Higher Brothers, les têtes de cordée

Depuis quelque temps, le rap chinois a trouvé ses ambassadeurs. Ils sont trois, leurs sons sont modernes, et ils se nomment Higher Brothers. L’été dernier, ils parvenaient à faire parler d’eux avec une série de titres, dont “Black Cab” et “Made In China”, et ce en grande partie grâce à leur label, 88 Rising, qui leur a permis de traverser le Pacifique jusqu’aux USA. Mais c’est surtout grâce à la collaboration avec la re-sta du rap sud-coréen Keith Ape sur “WeChat” que les choses ont vraiment pris de l’ampleur (et ce clip, nom d’un chien…).

En regardant certaines de leurs vidéos, on hésite entre rire des poses chelou et des dégaines, ou s’incliner devant le fait de réussir à péter les scores en venant d’un pays si peu enclin à promouvoir le rap de sa jeunesse. Finalement, les deux ne sont pas inconciliables, et il faut reconnaître aux Higher Bothers un talent plus que certain.

Autant le dire tout de suite : on ne comprend pas la moitié du quart de ce qu’ils racontent. Mais ils rappent tout de même une bonne partie de leurs textes dans la langue de Shakespeare. Et puis, avouons-le, ne pas parler anglais n’empêche en rien d’apprécier le rap US. Pareil pour le chinois, donc. Dans leur répertoire, il faut aussi se pencher sur les titres “71” et “Franklin”. Derrière eux, une volée d’artistes. À commencer par PG One et GAI.

Faire face à la censure

Car si le gouvernement chinois ne souhaite pas interdire le rap, comme on a pu le lire un peu partout, il fait cependant peser un climat de censure fidèle à sa réputation sur la musique produite en ses frontières. En 2017, GAI et PG One ont remporté le radio-crochet local The Rap of China, équivalent de The Voice, mais version kickers.

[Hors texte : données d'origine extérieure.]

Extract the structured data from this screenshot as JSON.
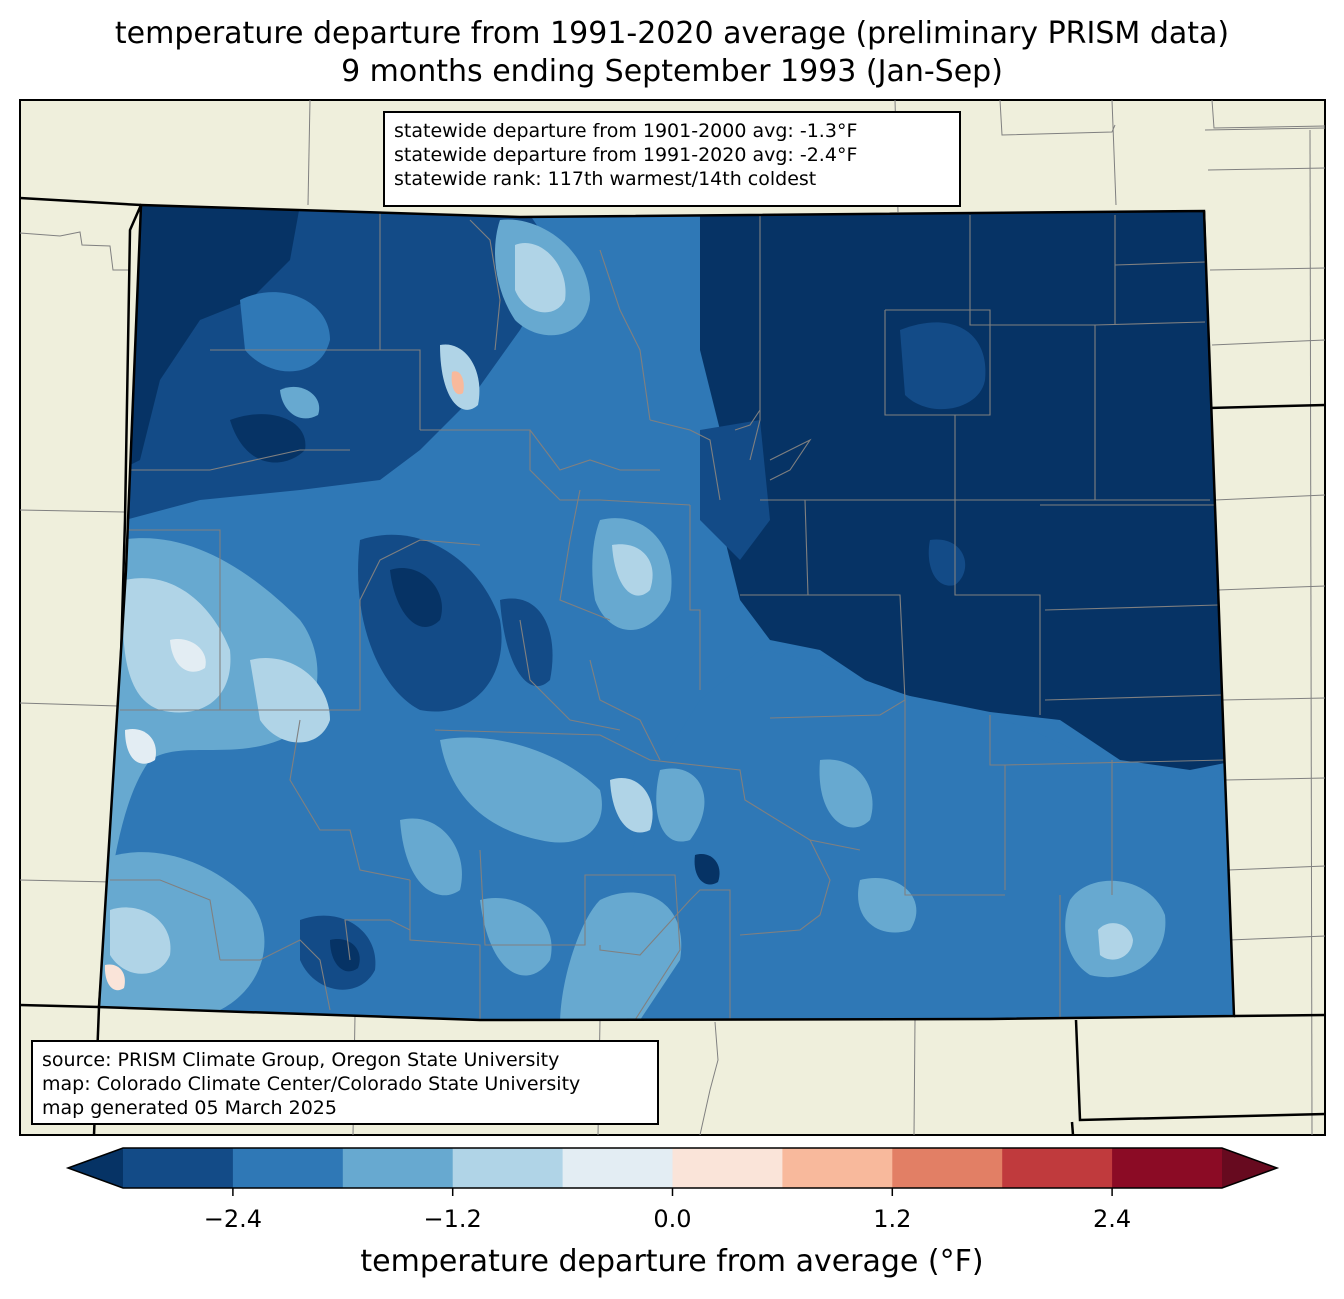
{
  "title": {
    "line1": "temperature departure from 1991-2020 average (preliminary PRISM data)",
    "line2": "9 months ending September 1993 (Jan-Sep)"
  },
  "stats_box": {
    "line1": "statewide departure from 1901-2000 avg: -1.3°F",
    "line2": "statewide departure from 1991-2020 avg: -2.4°F",
    "line3": "statewide rank: 117th warmest/14th coldest"
  },
  "source_box": {
    "line1": "source: PRISM Climate Group, Oregon State University",
    "line2": "map: Colorado Climate Center/Colorado State University",
    "line3": "map generated 05 March 2025"
  },
  "colorbar": {
    "label": "temperature departure from average (°F)",
    "ticks": [
      "−2.4",
      "−1.2",
      "0.0",
      "1.2",
      "2.4"
    ],
    "tick_values": [
      -2.4,
      -1.2,
      0.0,
      1.2,
      2.4
    ],
    "range": [
      -3.0,
      3.0
    ],
    "bounds": [
      -3.0,
      -2.4,
      -1.8,
      -1.2,
      -0.6,
      0.0,
      0.6,
      1.2,
      1.8,
      2.4,
      3.0
    ],
    "colors": [
      "#134b87",
      "#2f78b6",
      "#67a9d0",
      "#b0d4e7",
      "#e3edf3",
      "#fae4d9",
      "#f8b99c",
      "#e27f65",
      "#c03a3d",
      "#8b0b25"
    ],
    "under_color": "#063365",
    "over_color": "#670a1f"
  },
  "map_colors": {
    "background_land": "#efefdc",
    "state_border": "#000000",
    "county_border": "#808080"
  }
}
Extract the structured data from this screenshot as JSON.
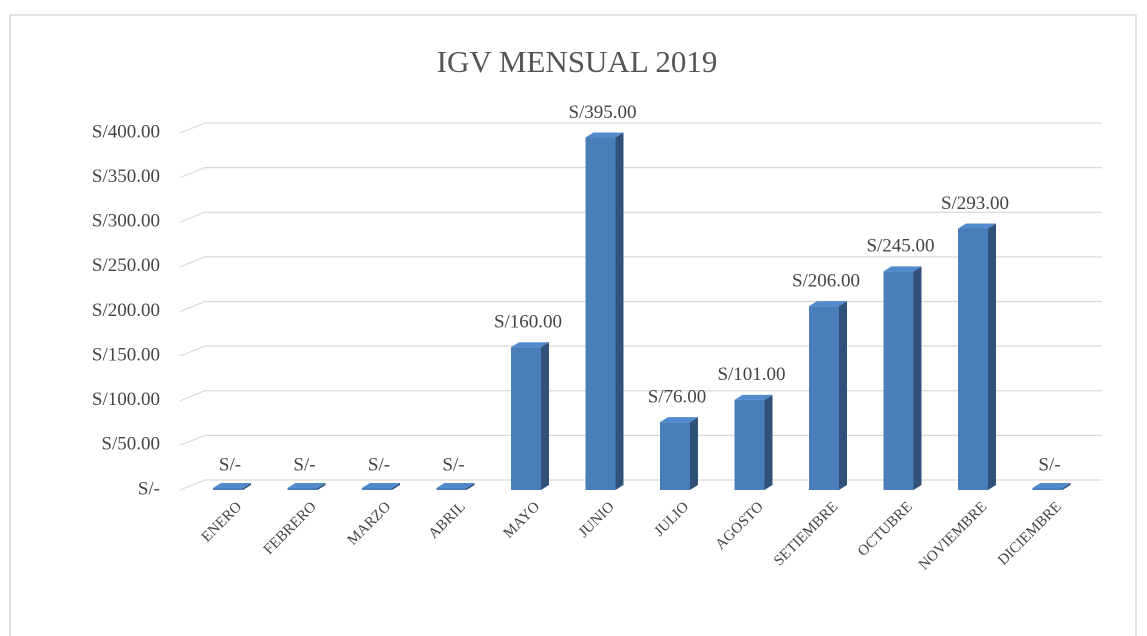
{
  "chart_data": {
    "type": "bar3d",
    "title": "IGV MENSUAL 2019",
    "categories": [
      "ENERO",
      "FEBRERO",
      "MARZO",
      "ABRIL",
      "MAYO",
      "JUNIO",
      "JULIO",
      "AGOSTO",
      "SETIEMBRE",
      "OCTUBRE",
      "NOVIEMBRE",
      "DICIEMBRE"
    ],
    "values": [
      0,
      0,
      0,
      0,
      160,
      395,
      76,
      101,
      206,
      245,
      293,
      0
    ],
    "value_labels": [
      "S/-",
      "S/-",
      "S/-",
      "S/-",
      "S/160.00",
      "S/395.00",
      "S/76.00",
      "S/101.00",
      "S/206.00",
      "S/245.00",
      "S/293.00",
      "S/-"
    ],
    "color": "#4a7ebb",
    "ylim": [
      0,
      400
    ],
    "yticks": [
      {
        "value": 0,
        "label": "S/-"
      },
      {
        "value": 50,
        "label": "S/50.00"
      },
      {
        "value": 100,
        "label": "S/100.00"
      },
      {
        "value": 150,
        "label": "S/150.00"
      },
      {
        "value": 200,
        "label": "S/200.00"
      },
      {
        "value": 250,
        "label": "S/250.00"
      },
      {
        "value": 300,
        "label": "S/300.00"
      },
      {
        "value": 350,
        "label": "S/350.00"
      },
      {
        "value": 400,
        "label": "S/400.00"
      }
    ],
    "grid": true
  }
}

Les autorités n’ayant finalement que peu goûté leur passage, les deux artistes se sont retrouvés évincés des télévisions, l’émission ayant été jugée non conforme aux valeurs du Parti communiste. Leurs performances télévisées sont tout de même disponibles sur YouTube, ainsi que plusieurs de leurs morceaux (assez stylés), à l’image de celui-ci par PG One.

Mais le rap chinois reste très majoritairement underground, et ce depuis de nombreuses années. Les Higher Brothers ne sont pas les seuls à sortir du lot. Kafe Hu, par exemple, originaire de Chengdu, l’un des épicentres de la scène rap chinoise, parvient à se produire jusqu’à Shanghai, et distille une critique acerbe du gouvernement en place. Difficile de se faire un nom dans ces conditions, mais son album 27 : The Code of Lucifer vaut réellement le détour, notamment pour le titre jazz-rap “Fever in the Desert”.

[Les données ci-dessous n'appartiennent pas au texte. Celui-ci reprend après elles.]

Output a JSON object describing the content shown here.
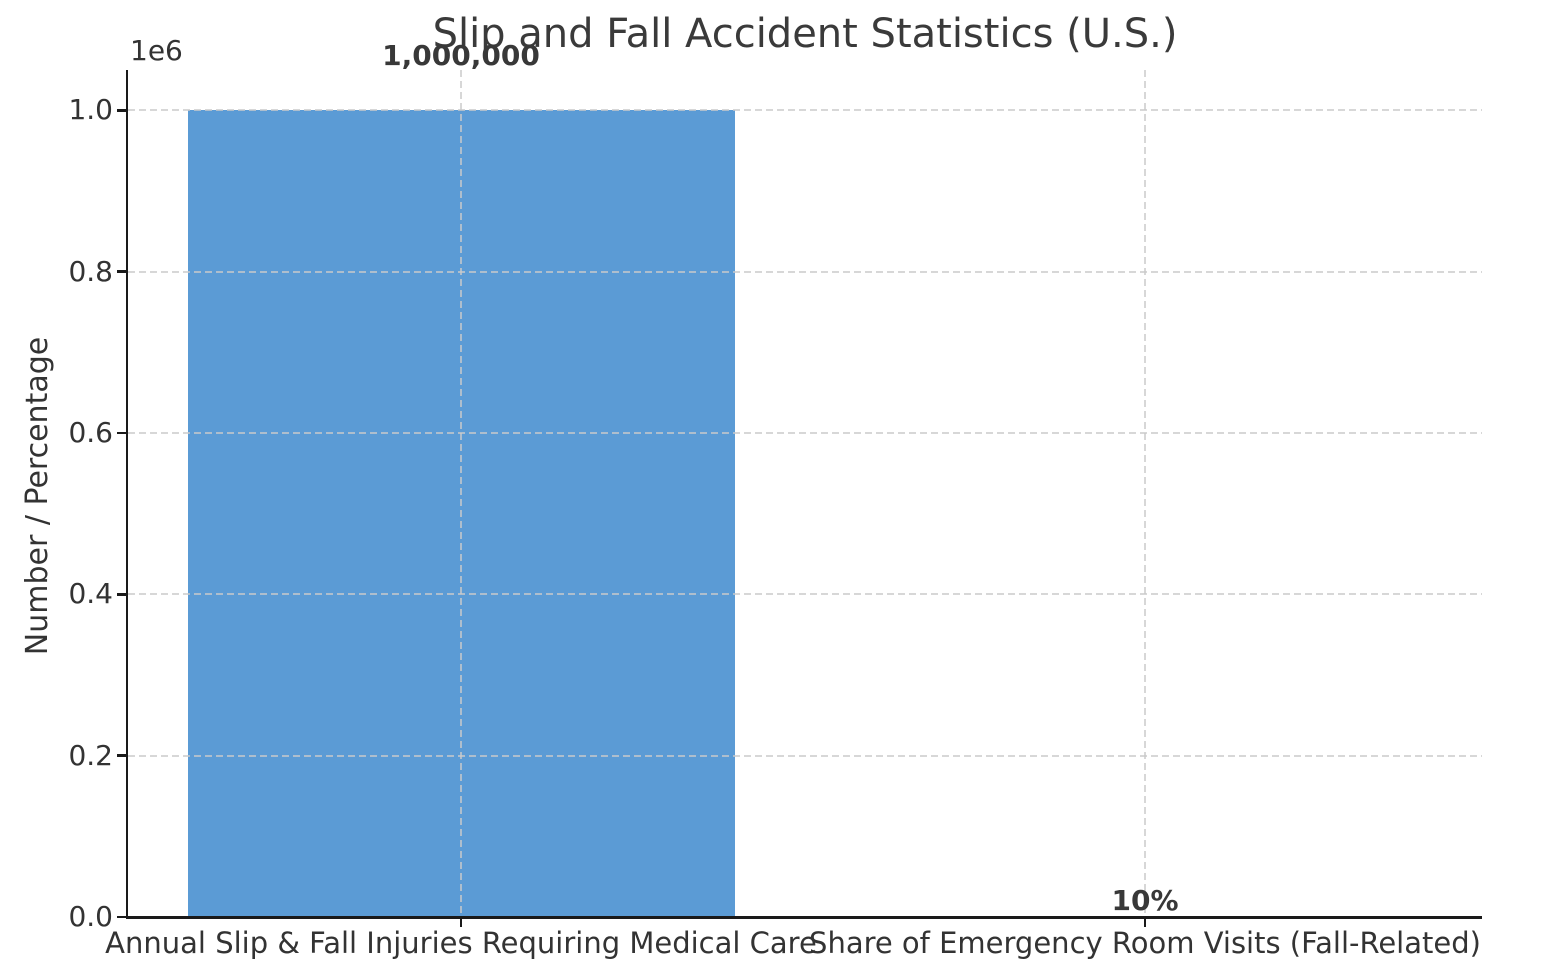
{
  "chart_data": {
    "type": "bar",
    "title": "Slip and Fall Accident Statistics (U.S.)",
    "xlabel": "",
    "ylabel": "Number / Percentage",
    "categories": [
      "Annual Slip & Fall Injuries Requiring Medical Care",
      "Share of Emergency Room Visits (Fall-Related)"
    ],
    "values": [
      1000000,
      10
    ],
    "bar_labels": [
      "1,000,000",
      "10%"
    ],
    "bar_color": "#5b9bd5",
    "ylim": [
      0,
      1050000
    ],
    "yticks": [
      0,
      200000,
      400000,
      600000,
      800000,
      1000000
    ],
    "ytick_labels": [
      "0.0",
      "0.2",
      "0.4",
      "0.6",
      "0.8",
      "1.0"
    ],
    "offset_text": "1e6",
    "grid": true,
    "grid_style": "dashed",
    "grid_color": "#cccccc",
    "legend_position": "none",
    "text_color": "#333333",
    "spine_color": "#1a1a1a"
  }
}
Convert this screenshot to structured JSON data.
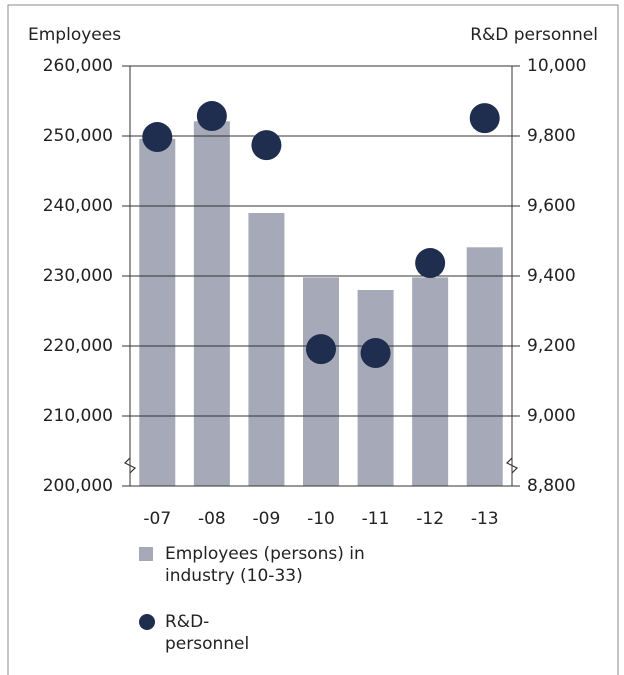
{
  "chart_data": {
    "type": "bar_scatter",
    "ylabel": "Employees",
    "y2label": "R&D personnel",
    "categories": [
      "-07",
      "-08",
      "-09",
      "-10",
      "-11",
      "-12",
      "-13"
    ],
    "series": [
      {
        "name": "Employees (persons) in industry (10-33)",
        "color": "#a6a9b7",
        "type": "bar",
        "values": [
          249600,
          252100,
          239000,
          229800,
          228000,
          229800,
          234100
        ]
      },
      {
        "name": "R&D-personnel",
        "color": "#1f2d4e",
        "type": "scatter",
        "axis": "y2",
        "values": [
          9797,
          9857,
          9774,
          9191,
          9180,
          9437,
          9851
        ]
      }
    ],
    "ylim": [
      200000,
      260000
    ],
    "yticks": [
      {
        "value": 200000,
        "label": "200,000"
      },
      {
        "value": 210000,
        "label": "210,000"
      },
      {
        "value": 220000,
        "label": "220,000"
      },
      {
        "value": 230000,
        "label": "230,000"
      },
      {
        "value": 240000,
        "label": "240,000"
      },
      {
        "value": 250000,
        "label": "250,000"
      },
      {
        "value": 260000,
        "label": "260,000"
      }
    ],
    "y2lim": [
      8800,
      10000
    ],
    "y2ticks": [
      {
        "value": 8800,
        "label": "8,800"
      },
      {
        "value": 9000,
        "label": "9,000"
      },
      {
        "value": 9200,
        "label": "9,200"
      },
      {
        "value": 9400,
        "label": "9,400"
      },
      {
        "value": 9600,
        "label": "9,600"
      },
      {
        "value": 9800,
        "label": "9,800"
      },
      {
        "value": 10000,
        "label": "10,000"
      }
    ],
    "grid": true
  }
}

Du nationalisme chinois aux USA

Depuis quelques années, on trouve aussi des artistes ayant embrassé le style dirty south, à l’image de Big Zoo, ainsi que les instrus plus trap, comme Fat Shady. Ce dernier n’a de cesse de truffer ses textes et beats de référence à Eminem. Cependant, il a récemment été au cœur d’une polémique : son morceau “Gua Laowai” est extrêmement virulent envers les étrangers, qu’il appelle les “stupid foreigners”. Accusé de racisme et de nationalisme exacerbé par certains, il est cependant un des grands noms du rap chinois actuel. Pour le meilleur et pour le pire.

Puisque la scène rap chinoise n’est pas née d’hier, il faut aussi rappeler que certains artistes sont parvenus à se faire un nom aux USA il y a quelque temps, grâce à leur double nationalité sino-américaine.

Le plus célèbre d’entre eux, c’est MC Jin, présent dans le game depuis 2001, année où il a commencé à sévir dans les battles de rap de sa Floride natale. En 2002, il a même signé sur le label culte Ruff Ryders (celui de DMX, Swizz Beatz, Eve, Jadakiss…). Et si son aura n’a pas brillé longtemps, il est toujours actif, notamment en collaborant avec des artistes indonésiens, chinois, ou originaires de Hong Kong.

Terrain miné

Mais revenons au territoire chinois. Si le gouvernement censure une partie du rap local, il s’en sert aussi à des fins de propagande. En 2016, il finançait un titre, “This is China”, disant, entre autres :

“This is China, nous aimons ce pays, nous sommes le Chi-phénomène
Le dragon rouge n’est pas le diable, mais un endroit paisible.”

“Le problème est qu’il y a toujours quelqu’un pour faire empirer la situation
Tu sais de qui je parle ?
Il te donnera des dollars US
Les espions, les traîtres, les menteurs, l’argent rend stupide.”

Sympa… Les interprètes s’appellent CD Rev, et sont définis comme un “groupe de gangsta rap sponsorisé par le gouvernement”. Pour avoir une idée de la qualité musicale du morceau, mieux vaut une écoute attentive que des lignes de texte. Attention ça pique…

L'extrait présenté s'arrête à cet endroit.